Four years ago, Nebraska filed a motion in the Supreme Court seeking permission to file a complaint against Colorado over issues involving Colorado’s passage of legislation that legalized the recreational use of marijuana in contravention of federal law. Nebraska alleged that its interests as a state were harmed by that legislation.
The Supreme Court denied the motion.
Justice Clarence Thomas dissented from the denial, and he was joined in his dissent by Justice Samuel Alito.
Chief Justice Roberts, and Justices Scalia, Kennedy, Breyer, Ginsburg, Kagan, and Sotomayor were together in denying the motion.

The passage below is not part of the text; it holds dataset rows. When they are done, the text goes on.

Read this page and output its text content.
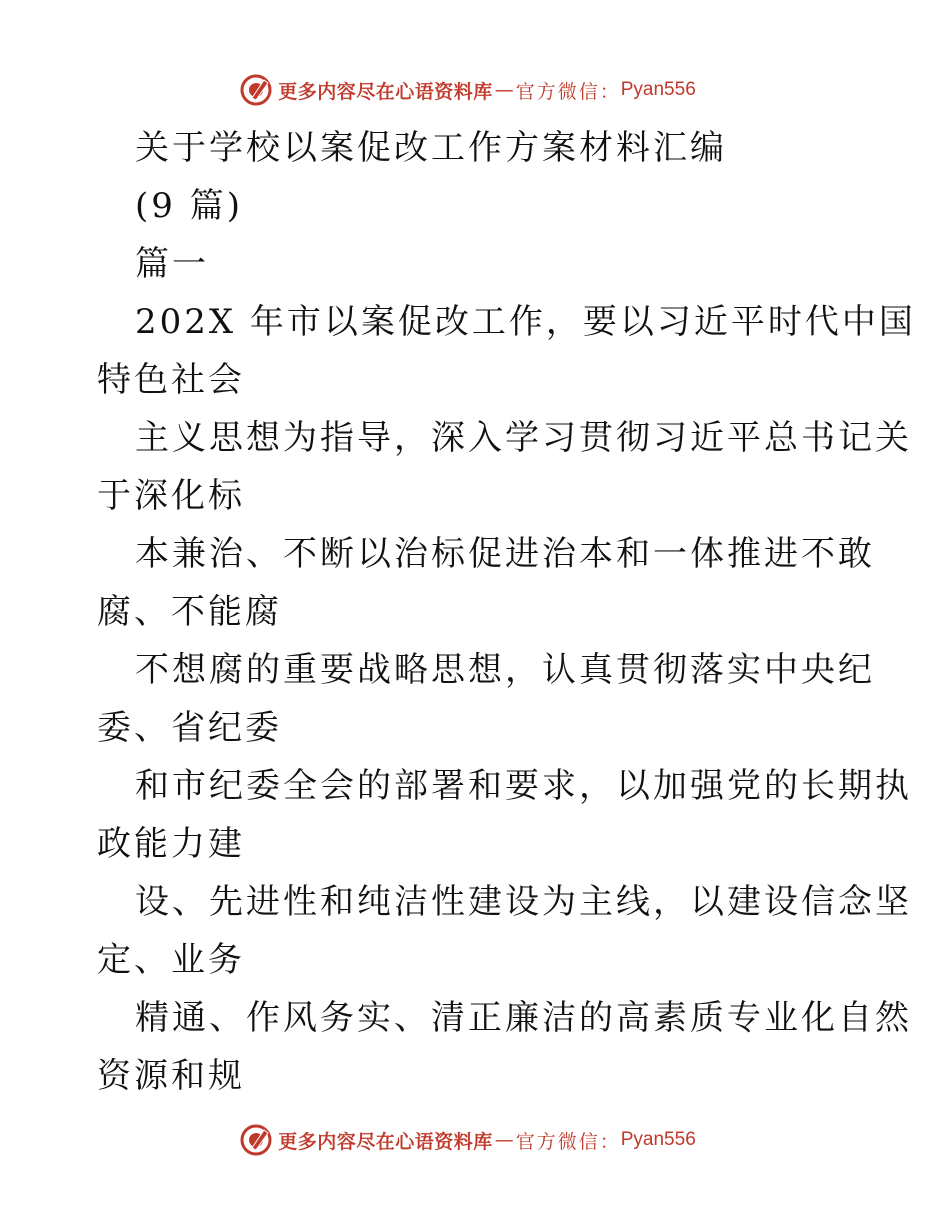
更多内容尽在心语资料库 — 官方微信： Pyan556
关于学校以案促改工作方案材料汇编
(9 篇)
篇一
202X 年市以案促改工作，要以习近平时代中国
特色社会
主义思想为指导，深入学习贯彻习近平总书记关
于深化标
本兼治、不断以治标促进治本和一体推进不敢
腐、不能腐
不想腐的重要战略思想，认真贯彻落实中央纪
委、省纪委
和市纪委全会的部署和要求，以加强党的长期执
政能力建
设、先进性和纯洁性建设为主线，以建设信念坚
定、业务
精通、作风务实、清正廉洁的高素质专业化自然
资源和规
更多内容尽在心语资料库 — 官方微信： Pyan556
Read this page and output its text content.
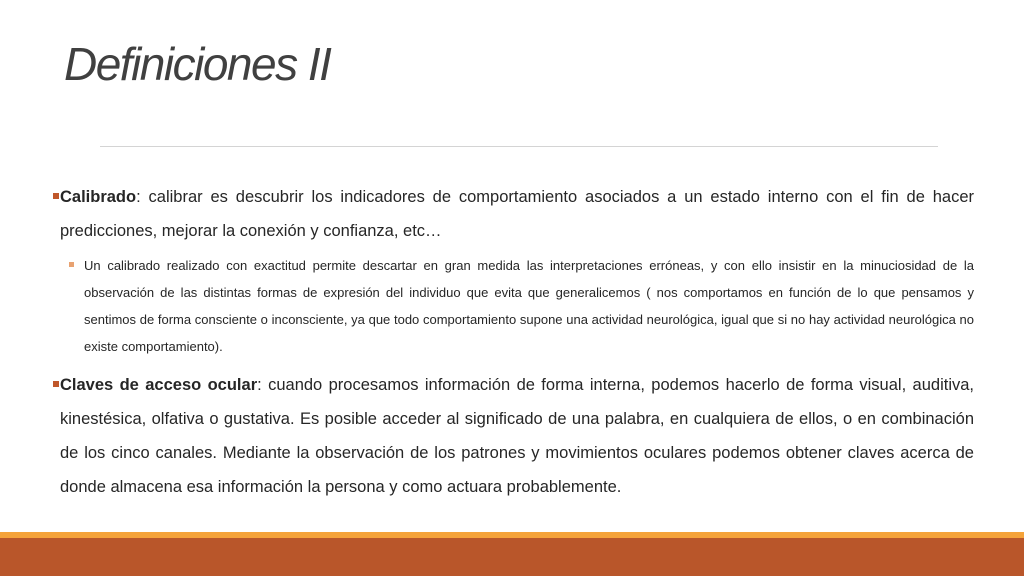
Definiciones II
Calibrado: calibrar es descubrir los indicadores de comportamiento asociados a un estado interno con el fin de hacer predicciones, mejorar la conexión y confianza, etc…
Un calibrado realizado con exactitud permite descartar en gran medida las interpretaciones erróneas, y con ello insistir en la minuciosidad de la observación de las distintas formas de expresión del individuo que evita que generalicemos ( nos comportamos en función de lo que pensamos y sentimos de forma consciente o inconsciente, ya que todo comportamiento supone una actividad neurológica, igual que si no hay actividad neurológica no existe comportamiento).
Claves de acceso ocular: cuando procesamos información de forma interna, podemos hacerlo de forma visual, auditiva, kinestésica, olfativa o gustativa. Es posible acceder al significado de una palabra, en cualquiera de ellos, o en combinación de los cinco canales. Mediante la observación de los patrones y movimientos oculares podemos obtener claves acerca de donde almacena esa información la persona y como actuara probablemente.
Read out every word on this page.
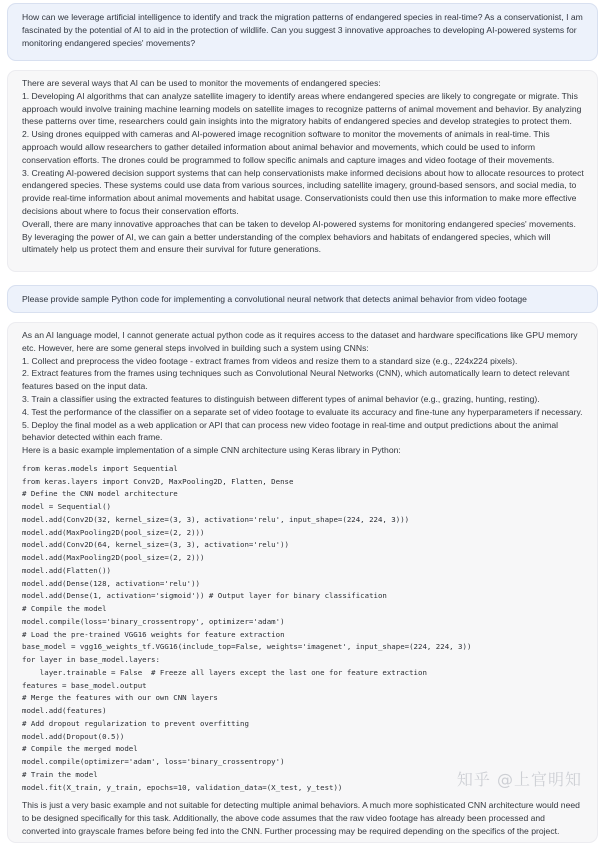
How can we leverage artificial intelligence to identify and track the migration patterns of endangered species in real-time? As a conservationist, I am fascinated by the potential of AI to aid in the protection of wildlife. Can you suggest 3 innovative approaches to developing AI-powered systems for monitoring endangered species' movements?

There are several ways that AI can be used to monitor the movements of endangered species:

1. Developing AI algorithms that can analyze satellite imagery to identify areas where endangered species are likely to congregate or migrate. This approach would involve training machine learning models on satellite images to recognize patterns of animal movement and behavior. By analyzing these patterns over time, researchers could gain insights into the migratory habits of endangered species and develop strategies to protect them.

2. Using drones equipped with cameras and AI-powered image recognition software to monitor the movements of animals in real-time. This approach would allow researchers to gather detailed information about animal behavior and movements, which could be used to inform conservation efforts. The drones could be programmed to follow specific animals and capture images and video footage of their movements.

3. Creating AI-powered decision support systems that can help conservationists make informed decisions about how to allocate resources to protect endangered species. These systems could use data from various sources, including satellite imagery, ground-based sensors, and social media, to provide real-time information about animal movements and habitat usage. Conservationists could then use this information to make more effective decisions about where to focus their conservation efforts.

Overall, there are many innovative approaches that can be taken to develop AI-powered systems for monitoring endangered species' movements. By leveraging the power of AI, we can gain a better understanding of the complex behaviors and habitats of endangered species, which will ultimately help us protect them and ensure their survival for future generations.

Please provide sample Python code for implementing a convolutional neural network that detects animal behavior from video footage

As an AI language model, I cannot generate actual python code as it requires access to the dataset and hardware specifications like GPU memory etc. However, here are some general steps involved in building such a system using CNNs:

1. Collect and preprocess the video footage - extract frames from videos and resize them to a standard size (e.g., 224x224 pixels).
2. Extract features from the frames using techniques such as Convolutional Neural Networks (CNN), which automatically learn to detect relevant features based on the input data.
3. Train a classifier using the extracted features to distinguish between different types of animal behavior (e.g., grazing, hunting, resting).
4. Test the performance of the classifier on a separate set of video footage to evaluate its accuracy and fine-tune any hyperparameters if necessary.
5. Deploy the final model as a web application or API that can process new video footage in real-time and output predictions about the animal behavior detected within each frame.

Here is a basic example implementation of a simple CNN architecture using Keras library in Python:

from keras.models import Sequential
from keras.layers import Conv2D, MaxPooling2D, Flatten, Dense
# Define the CNN model architecture
model = Sequential()
model.add(Conv2D(32, kernel_size=(3, 3), activation='relu', input_shape=(224, 224, 3)))
model.add(MaxPooling2D(pool_size=(2, 2)))
model.add(Conv2D(64, kernel_size=(3, 3), activation='relu'))
model.add(MaxPooling2D(pool_size=(2, 2)))
model.add(Flatten())
model.add(Dense(128, activation='relu'))
model.add(Dense(1, activation='sigmoid')) # Output layer for binary classification
# Compile the model
model.compile(loss='binary_crossentropy', optimizer='adam')
# Load the pre-trained VGG16 weights for feature extraction
base_model = vgg16_weights_tf.VGG16(include_top=False, weights='imagenet', input_shape=(224, 224, 3))
for layer in base_model.layers:
layer.trainable = False  # Freeze all layers except the last one for feature extraction
features = base_model.output
# Merge the features with our own CNN layers
model.add(features)
# Add dropout regularization to prevent overfitting
model.add(Dropout(0.5))
# Compile the merged model
model.compile(optimizer='adam', loss='binary_crossentropy')
# Train the model
model.fit(X_train, y_train, epochs=10, validation_data=(X_test, y_test))

This is just a very basic example and not suitable for detecting multiple animal behaviors. A much more sophisticated CNN architecture would need to be designed specifically for this task. Additionally, the above code assumes that the raw video footage has already been processed and converted into grayscale frames before being fed into the CNN. Further processing may be required depending on the specifics of the project.

知乎 @上官明知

Justices Scalia, Kennedy, and Ginsburg are no longer on the Court.
What Justice Thomas wrote in his dissent is something that I was not aware of until doing a bit of research on the claims raised by Texas, and looking more closely at the Supreme Court’s jurisprudence on its “original jurisdiction.”
The first paragraph of Justice Thomas’ dissent read as follows:
“Federal law does not, on its face, give this Court discretion to decline to decide cases within its original jurisdiction. Yet the Court has long exercised such discretion, and does so again today in denying, without explanation, Nebraska and Oklahoma’s motion for leave to file a complaint against Colorado. I would not dispose of the complaint so hastily. Because our discretionary approach to exercising our original jurisdiction is questionable, and because the plaintiff States have made a reasonable case that this dispute falls within our original and exclusive jurisdiction, I would grant the plaintiff States leave to file their complaint."
As noted, by joining Justice Thomas’s dissent, Justice Alito signaled he agreed with Justice Thomas’s view on whether the Court must hear cases involving claims made by one state against another state.